Just like her lively piano playing, Donegan’s on-stage attire was attention-grabbing. She wore curve-hugging, intricately decorated gowns that mirrored the fashions worn by Hollywood starlets. She didn’t skimp on her beauty routine either. Her hair was styled in curly or voluminous bobs that were often accented with a flower or turban.
Born in Chicago, Donegan performed in jazz clubs at a young age. During these shows, she developed her stage attire. “My mother would get me a pretty good dress, you know. Then, you could get a whole outfit for $15,” the singer said to Jeannie Cheatham for the Smithsonian Jazz Oral History Program. “The shoes were $2 or $3. We’d go to Rothschild’s. I didn’t know a thing about Neiman Marcus, ‘needless markups.”
In 1945 Donegan received a call from Hollywood. “They (MGM) paid our way there and gave me I think $3000 a week … Gene Rodgers and I played against each other. He was a very good pianist. Cab (Calloway) was directing and shaking his hair.”
An example of her style is seen in a 1944 performance with Calloway and his band in the musical comedy film, “Sensations of 1945.” Donegan wears a long-sleeved gown with a deep V-neck and slightly squared shoulders. The white coloring of the dress is contrasted by gold sequins dotted at the neckline and in spirals around her wrists, which accentuates her piano playing.

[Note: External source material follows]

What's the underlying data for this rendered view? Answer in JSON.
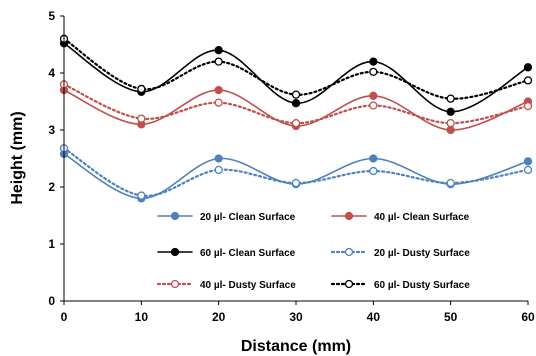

Despite being a famous musician, Donegan often challenged sexism in the male-dominated jazz industry. “There shouldn’t be a separate role for women and a separate role for men. They either can perform or they can’t.”
Although this may have shaped public opinion of her as difficult or overbearing, the musician knew her talents and worth. Her persistence was mentioned in a February 9, 1961 edition of Jet. The passage reads, “Jazz pianist Dorothy Donegan and her retort to the New York Roundtable Club owner after he suggested ordering some elevated shoes for her to compensate for the high ceiling Dorothy complained about: “How about some elevated money?”
As she entered her later years, Donegan combined her signature razzle-dazzle with streetwear. When she performed at the White House in 1993, she wore “a silver coat and a Chanel copy baseball hat,” and “a bugle beaded jet top and a black sequined skirt” with a bangle bracelet around her left wrist.
When not performing in the 1990s, Donegan received a National Endowment of the Arts “American Jazz Masters” fellowship (1992) and an honorary doctorate from Roosevelt University (1994). In 1997 she was diagnosed with colon cancer and passed away at the age of 76 in 1998.
Throughout her career, Donegan faced hardships for being an opinionated woman in a male-dominated industry. Instead of giving up, she continued to shine with the help of some sparkle.